Der 1916 in New York geborene Yehudi Menuhin zählte zu den bedeutenden Geigenvirtuosen des 20. Jahrhunderten. Seit seinem Wunderkind-Debüt mit zwölf Jahren in der Carnegie Hall spielte er auf allen bedeutenden Konzertpodien der Welt und machte sich später auch einen Namen als Humanist, der über alle Barrieren hinweg die Kraft der Menschlichkeit predigte. Heute vor zehn Jahren starb Menuhin in Berlin - dem Ort, von dem für sein jüdisches Volk so viel Unglück ausgegangen war und dem er doch nach dem Krieg als einer der ersten wieder die Hand entgegengestreckt hatte.

Von Wolfram Goertz | 12.03.2009
    Es spielen hier wirklich diese beiden, von denen man nicht glauben möchte, dass sie je als Duo aufgetreten sind: der Geiger Yehudi Menuhin, bekannt für seine herzliche, menschenfreundliche Art des Musizierens, und der Pianist Glenn Gould, der berüchtigte Exzentriker des Klaviers.
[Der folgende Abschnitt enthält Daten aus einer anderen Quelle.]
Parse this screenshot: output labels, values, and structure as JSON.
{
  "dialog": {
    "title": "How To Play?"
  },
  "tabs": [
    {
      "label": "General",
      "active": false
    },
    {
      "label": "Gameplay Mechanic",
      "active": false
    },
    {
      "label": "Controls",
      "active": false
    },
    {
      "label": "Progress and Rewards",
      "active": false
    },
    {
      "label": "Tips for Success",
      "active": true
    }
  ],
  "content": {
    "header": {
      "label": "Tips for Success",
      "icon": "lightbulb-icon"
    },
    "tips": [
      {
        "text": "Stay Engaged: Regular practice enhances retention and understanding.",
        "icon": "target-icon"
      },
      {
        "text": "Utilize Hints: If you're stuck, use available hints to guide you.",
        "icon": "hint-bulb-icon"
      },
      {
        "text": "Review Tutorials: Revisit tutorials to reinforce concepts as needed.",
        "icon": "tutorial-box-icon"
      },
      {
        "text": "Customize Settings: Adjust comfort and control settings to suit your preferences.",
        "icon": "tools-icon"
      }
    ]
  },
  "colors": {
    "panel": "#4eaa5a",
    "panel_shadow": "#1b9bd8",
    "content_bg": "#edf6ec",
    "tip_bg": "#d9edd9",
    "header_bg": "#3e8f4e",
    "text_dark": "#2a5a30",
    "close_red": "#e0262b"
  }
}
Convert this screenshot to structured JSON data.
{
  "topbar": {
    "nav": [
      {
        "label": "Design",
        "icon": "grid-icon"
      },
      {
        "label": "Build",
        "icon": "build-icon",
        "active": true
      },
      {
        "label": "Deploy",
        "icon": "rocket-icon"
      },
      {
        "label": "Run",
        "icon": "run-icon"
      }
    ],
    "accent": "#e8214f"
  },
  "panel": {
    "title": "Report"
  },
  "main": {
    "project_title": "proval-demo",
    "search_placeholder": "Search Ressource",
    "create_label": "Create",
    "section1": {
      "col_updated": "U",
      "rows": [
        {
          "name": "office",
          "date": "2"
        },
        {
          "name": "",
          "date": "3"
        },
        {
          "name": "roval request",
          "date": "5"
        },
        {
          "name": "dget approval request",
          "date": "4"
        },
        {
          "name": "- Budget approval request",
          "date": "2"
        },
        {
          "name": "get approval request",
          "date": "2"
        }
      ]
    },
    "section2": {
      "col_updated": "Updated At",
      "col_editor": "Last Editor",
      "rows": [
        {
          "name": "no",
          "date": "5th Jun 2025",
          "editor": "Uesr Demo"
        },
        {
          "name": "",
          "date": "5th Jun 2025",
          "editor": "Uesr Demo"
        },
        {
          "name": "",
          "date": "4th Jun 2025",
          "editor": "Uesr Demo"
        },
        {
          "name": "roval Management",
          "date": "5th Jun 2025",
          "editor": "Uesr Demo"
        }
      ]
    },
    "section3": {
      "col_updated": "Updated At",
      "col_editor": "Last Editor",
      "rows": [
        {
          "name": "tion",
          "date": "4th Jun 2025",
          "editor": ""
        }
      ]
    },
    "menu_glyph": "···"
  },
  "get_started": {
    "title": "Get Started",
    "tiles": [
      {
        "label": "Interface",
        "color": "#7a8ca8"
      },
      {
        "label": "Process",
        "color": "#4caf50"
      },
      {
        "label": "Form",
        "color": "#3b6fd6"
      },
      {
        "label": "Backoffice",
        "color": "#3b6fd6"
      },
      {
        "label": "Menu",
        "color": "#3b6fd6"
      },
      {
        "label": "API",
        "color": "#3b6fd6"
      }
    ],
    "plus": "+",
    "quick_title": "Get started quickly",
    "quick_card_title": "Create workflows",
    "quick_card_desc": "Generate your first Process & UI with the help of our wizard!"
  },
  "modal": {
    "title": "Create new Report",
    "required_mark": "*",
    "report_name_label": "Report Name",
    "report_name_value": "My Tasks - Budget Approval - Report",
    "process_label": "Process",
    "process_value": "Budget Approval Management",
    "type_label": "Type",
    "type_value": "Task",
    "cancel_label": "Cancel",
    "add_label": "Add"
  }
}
Gould verehrte Menuhin, weil er ihn als singuläres musikalisches Individuum begriff, das sich nicht um das Urteil der Welt scherte. Darin waren sie auf einer Wellenlänge.

    Begonnen hatte der am 22. April 1916 in New York geborene Yehudi Menuhin wie Glenn Gould als Wunderkind, und nach seinem epochalen New Yorker Debüt im Jahr 1927 fasste der Rezensent der "New York Times" diesen Quantensprung kindlichen Violinspiels, das er erlebt hatte, in folgende Worte:

    "Ich war mit der Überzeugung gekommen, dass ein Kind nicht besser Geige spielen könne als ein dressierter Seehund, und ich ging mit der Gewissheit weg, dass es so etwas wie einen berühmten Künstler gibt, der sehr früh beginnt. Hier muss man das abgedroschene Wort 'Genie' zitieren. Es gibt keine andere Erklärung für eine solche Leistung."

    Als Geiger galt Menuhin nie als Inbegriff des Perfekten. Doch rief manches Missglückte bei ihm keine nachhaltigen Zerknirschungen hervor. Er nahm halt noch einmal Unterrichtsstunden und machte trotzdem unbeschadet seinen Weg, die Karriere war unaufhaltsam. Die Musikalität siegte, wenn man so will, über die Materie. Menuhins Geigenton entzündete sich stets am Moment und äußerte gleich ungebremst seine Sehnsucht - wie beim Beginn von Felix Mendelssohn Bartholdys Violinkonzert:

    Als Yehudi Menuhin 1947 wieder in Berlin gastierte, als erster Amerikaner nach dem Krieg, als Jude und noch dazu mit Furtwängler, wusste er genau, warum er es tat: nämlich aus der gleichen humanistischen Gesinnung heraus, die ihn wenige Jahre zuvor mit der Geige zu den alliierten Truppen geführt hatte. Dieser Einsatz im Namen der Menschlichkeit blieb im Gedächtnis haften. Zu Menuhins Tod am 12. März 1999 in Berlin schrieb die Wochenzeitung "DIE ZEIT" über den Geiger:

    "Lieber sprach er mit den Menschen als zu ihnen, er lieh jedem sein Ohr und spielte sich nicht als Eiferer auf. Was er sagte, war Einsichten abgelauscht. Wenn er predigte, schien hinter jeder Mahnung die Möglichkeit zur Umkehr auf."

    Menuhin hat im Leben vieles ausprobiert. Er spielte mit dem Geiger Stéphane Grappelli und dem Raga-Spezialisten Ravi Shankar, begann zu dirigieren, gründete Festivals, forschte, lehrte, lernte, lieh der Ökologie sein Herz und dem Pazifismus seine Stimme. Außerdem müsse man, sagte er einmal, den "richtigen Gott in sich suchen". Er tat alles schier simultan, denn er hatte nur dieses eine Leben und am Ende keine Zugabe mehr. In der weltweit operierenden Menuhin-Stiftung leben sein Nimbus und seine Autorität fort. Und natürlich auch in seinen Aufnahmen, etwa seiner trotz mancher geigerischen Einwände legendären Einspielung von Beethovens Violinkonzert D-Dur mit dem Philharmonic Orchestra London unter Wilhelm Furtwängler.